Economics
- Germany's economy is out of step. The recovery is postponed until the second half of 2024.
- The USA will probably manage a soft landing. Will the US Federal Reserve take one last interest rate step?
- The disinflationary process continues. Central banks are close to or have already reached the terminal rate.
Equities
- Warning leading indicators and higher interest rates, USD and oil are likely to put pressure on optimistic earnings estimates.
- Deepening liquidity withdrawal is likely to cap valuations in the coming months.
- Increased risk of setbacks after sideways market in Q3. However, downside potential limited by investor caution.
Bonds
- High-rated government bonds promise positive returns, in local currencies especially in the Anglo-Saxon region.
- We like European corporate bonds defensively; at the short end, secure covered bonds offer similar returns
- In emerging markets, we favour the local currency segment and see corporate bonds ahead.
Alternative investments / commodities
- Fundamental starting position for oil is solid thanks to OPEC cuts, but headwinds increase after strong rally.
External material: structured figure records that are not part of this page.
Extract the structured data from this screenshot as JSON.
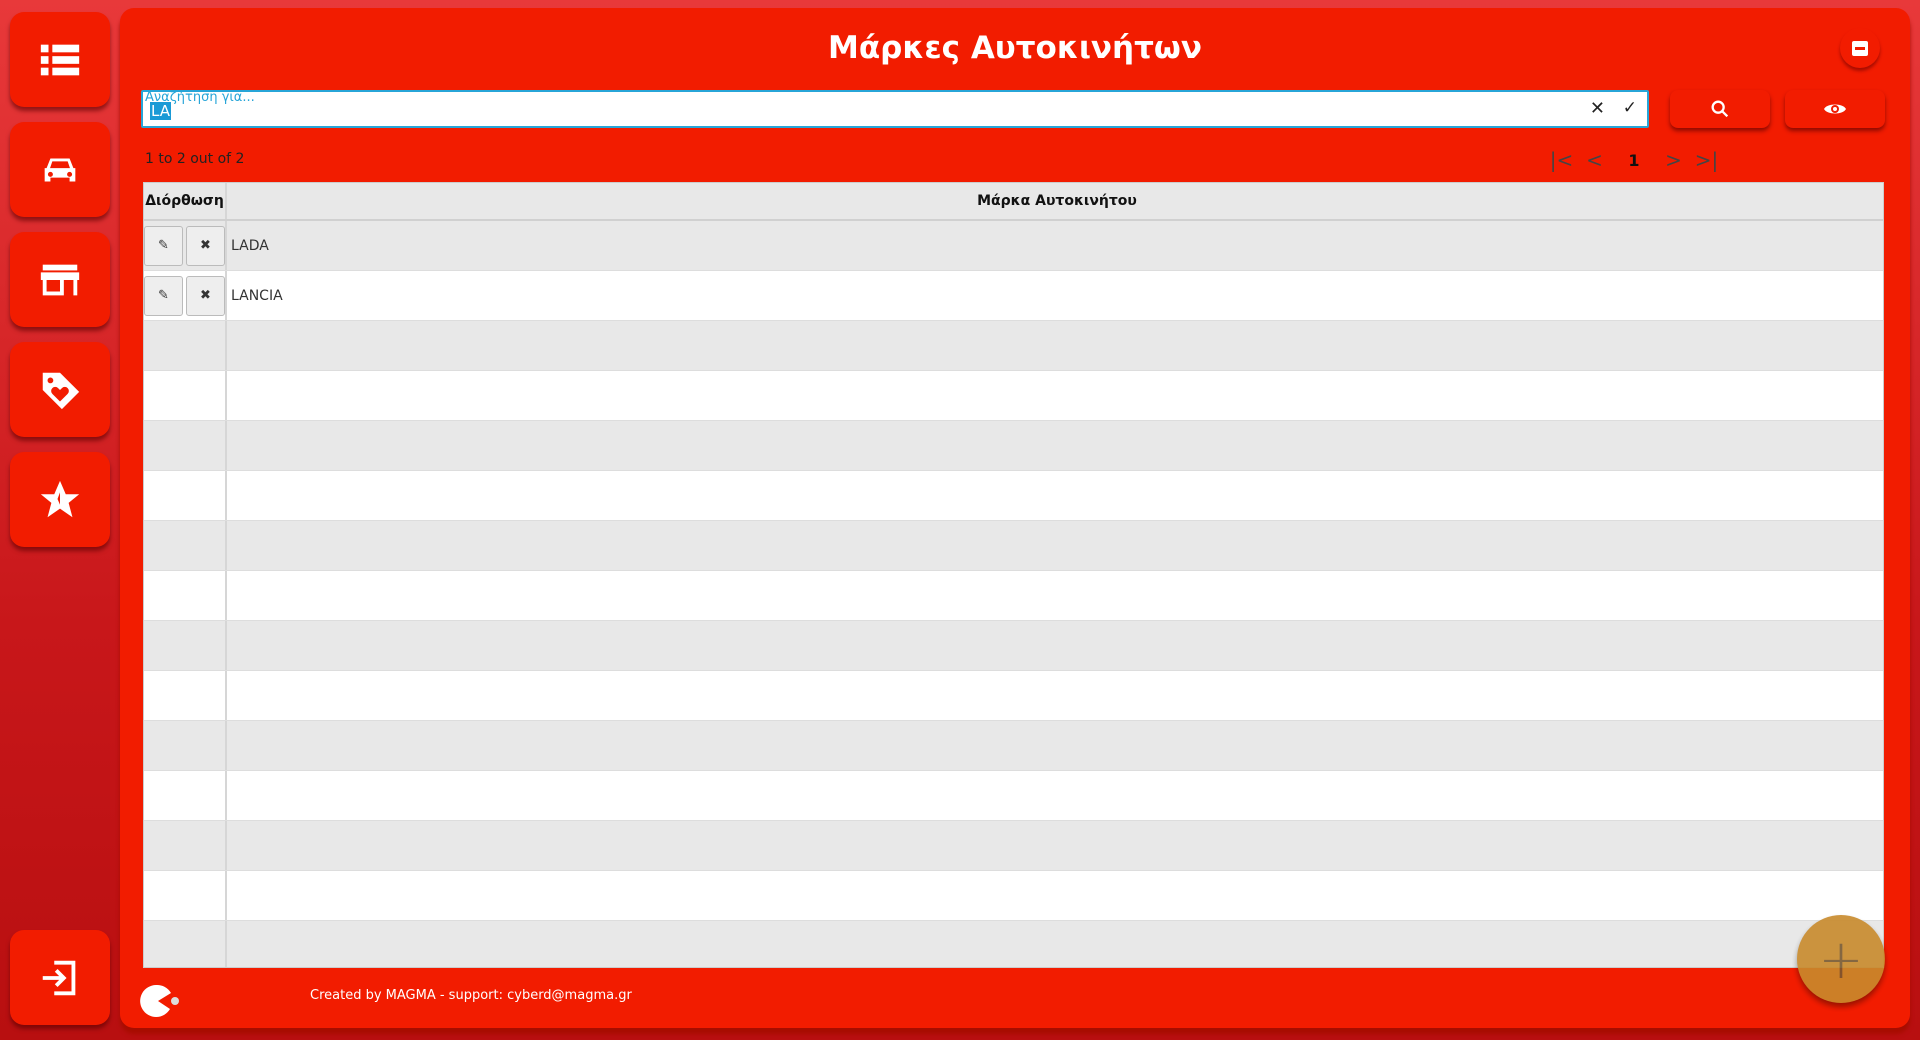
{
  "sidebar": {
    "items": [
      {
        "icon": "list-icon"
      },
      {
        "icon": "car-icon"
      },
      {
        "icon": "store-icon"
      },
      {
        "icon": "tag-heart-icon"
      },
      {
        "icon": "star-icon"
      }
    ],
    "logout": {
      "icon": "sign-in-icon"
    }
  },
  "header": {
    "title": "Μάρκες Αυτοκινήτων"
  },
  "search": {
    "placeholder": "Αναζήτηση για...",
    "value": "LA",
    "clear": "✕",
    "confirm": "✓"
  },
  "pagination": {
    "summary": "1 to 2 out of 2",
    "first": "|<",
    "prev": "<",
    "page": "1",
    "next": ">",
    "last": ">|"
  },
  "table": {
    "columns": [
      "Διόρθωση",
      "Μάρκα Αυτοκινήτου"
    ],
    "rows": [
      {
        "brand": "LADA"
      },
      {
        "brand": "LANCIA"
      }
    ],
    "edit_icon": "✎",
    "delete_icon": "✖"
  },
  "fab": {
    "label": "+"
  },
  "footer": {
    "text": "Created by MAGMA - support: cyberd@magma.gr"
  },
  "colors": {
    "primary": "#f21c00",
    "accent": "#27a5d8",
    "fab": "#c88a2c"
  }
}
- Gold defies strong dollar and high real yields. However, falling interest rates are needed for sustained upside potential.
- Industrial metals fluctuate sideways. Rising "green" demand partially offsets economic weakness in China.
Currencies
- Sluggish growth is weighing on the euro exchange rate. For the time being, the upside potential is very limited.
- The US economy is defying the tight monetary policy. The US dollar is benefiting and is trading at a higher level.
- It is the same old song for the Swiss franc: It is and remains strong. EUR/CHF is stable below parity.